18 heures de théâtre avec « Henry VI »

photo : Nicolas Joubard

C’est un moment que les fous de théâtre attendent depuis le début de la saison. La Piccola Familia joue samedi 20 juin au Théâtre des Arts à Rouen Henry VI, l’intégralité du texte de Shakespeare. Une pièce de 18 heures pour laquelle Thomas Jolly, fondateur de la compagnie rouennaise et metteur en scène, a reçu un Molière en avril dernier. Une pièce, créée au festival d’Avignon, qui peut donner le vertige avec ses 15 actes, 150 personnages et 10 000 vers et qui a demandé cinq ans de travail à la Piccola Familia. Interview avec Thomas Jolly.


Un an après la création de Henry VI, considérez-vous que cette aventure théâtrale est une folle idée ?
Ah oui parce qu’il est impossible d’installer une habitude, un confort. A chaque fois que nous mettons en place la pièce, c’est un défi. C’est aussi une folle idée parce que nous ne maîtrisons pas tout. Ce spectacle est fait de l’ADN du théâtre, l’ici et le maintenant. C’est une tentative unique.

Henry VI a tourné pendant toute cette saison. Quelle place avez-vous aujourd’hui lors des représentations ?
Je suis le garant de la bonne conduite du spectacle. Je suis comme un entraineur d’une équipe de foot. J’interviens, je réajuste à chaque entracte.

Que réajustez-vous ?
C’est une question d’énergie, de rythme. 21 personnes sont sur scène. Toutes doivent être au diapason. Je suis comme un accordeur.

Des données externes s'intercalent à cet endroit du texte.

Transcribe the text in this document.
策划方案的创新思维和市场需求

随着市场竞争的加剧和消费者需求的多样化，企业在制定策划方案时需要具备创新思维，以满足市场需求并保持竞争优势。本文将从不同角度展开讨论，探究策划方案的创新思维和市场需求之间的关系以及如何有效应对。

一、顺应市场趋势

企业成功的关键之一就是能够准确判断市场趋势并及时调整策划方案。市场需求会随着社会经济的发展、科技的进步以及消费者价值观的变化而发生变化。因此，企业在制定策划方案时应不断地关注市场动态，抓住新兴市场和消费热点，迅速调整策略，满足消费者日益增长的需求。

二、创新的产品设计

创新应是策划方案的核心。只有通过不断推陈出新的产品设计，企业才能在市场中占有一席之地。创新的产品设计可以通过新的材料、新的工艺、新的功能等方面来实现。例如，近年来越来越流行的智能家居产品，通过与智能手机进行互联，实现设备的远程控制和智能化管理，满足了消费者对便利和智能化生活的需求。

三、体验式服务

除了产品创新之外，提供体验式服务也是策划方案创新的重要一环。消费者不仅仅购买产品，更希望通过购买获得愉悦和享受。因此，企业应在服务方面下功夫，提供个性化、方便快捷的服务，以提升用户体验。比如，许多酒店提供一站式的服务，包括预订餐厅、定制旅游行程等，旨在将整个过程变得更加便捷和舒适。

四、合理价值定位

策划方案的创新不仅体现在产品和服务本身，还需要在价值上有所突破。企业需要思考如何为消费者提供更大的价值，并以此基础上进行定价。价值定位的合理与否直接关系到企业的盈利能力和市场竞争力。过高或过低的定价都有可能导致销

Comment vivez-vous ces moments entre le fait d’être à la fois un metteur en scène et un acteur ?
C’est un moment particulier. Dans ma vie, la question de l’acteur est importante. Il y a toujours eu une espèce de conflit entre le metteur en scène et l’acteur que je suis. L’acteur reste derrière le metteur en scène. En fait, j’ai construit un objet et je me glisse de dedans.

Dans Henry VI, vous jouez le futur Richard III. Pourquoi ce rôle ?
C’est le rôle dont je rêve depuis que j’ai 14 ans. Ce personnage me fascine. Il a un destin incroyable. Il est né en pleine guerre. Il est différent, difforme et il se construit un chemin qui lui permet d’accéder à la plus haute fonction. Dans Henry VI, on voit cette transformation. Il est tout d’abord un garçon jovial, convivial, sympa, puis décide de s’extraire du monde. Il n’est plus qu’un monstre physiquement. C’est passionnant.

Richard III sera donc la prochaine création de la Piccola Familia.
Dès le début du travail sur Henry VI, j’ai eu envie de mettre en scène Richard III. Le travail était tel que j’ai mis cela de côté. Aujourd’hui, j’ai besoin de conclure cette saga. Il y a six mois, nous avons entamé le travail de préparation.

La Piccola Familia joue à Rouen. Est-ce que ce sera un moment particulier pour la compagnie ?
C’est d’autant plus joli que nous pouvons jouer grâce à une fédération de lieux. Sinon, c’était impossible. Le passage à Rouen nous manquait. Nous avons présenté les premières heures de Henry VI ici en février 2010. Il y a eu d’autres représentations en 2012. Depuis, les Normands n’ont plus rien vu. J’imagine l’impatience qui doit être aussi intense que la mienne.

La distribution

Avec Johann Abiola, Damien Avice, Bruno Bayeux, Nathan Bernat, Geoffrey Carey, Gilles Charbier, Eric Challier, Alexandre Dain, Flora Diguet, Emeline Frémont, Damien Gabriac, Thomas Germaine, Thomas Jolly, Pier Lamandé, Martin Legros, Julie Lerat-Gersant, Charline, Porrone, Jean-Marc Talbot, Manon Thorel

Quinze structures régionales

Programmer l’intégralité de Henry VI au Théâtre des Arts à Rouen a été possible grâce à la collaboration de quinze structures théâtrales de Haute-Normandie. Pour David Bobée, directeur du centre dramatique national de Haute-Normandie, « c’est une fête du théâtre. Nous montrons comment la culture doit vivre sur un territoire. Nous devons être en dialogue avec les autres ».

Nicolas Mayer-Rossignol, président de la Région Haute-Normandie a salué le travail de la Piccola Familia et aussi celui des théâtres. « C’est une force pour nous d’avoir des artistes, des compagnies, des lieux, un environnement de femmes et d’hommes qui s’impliquent pour faire vivre la culture. Il faut que la Normandie soit une terre de culture ».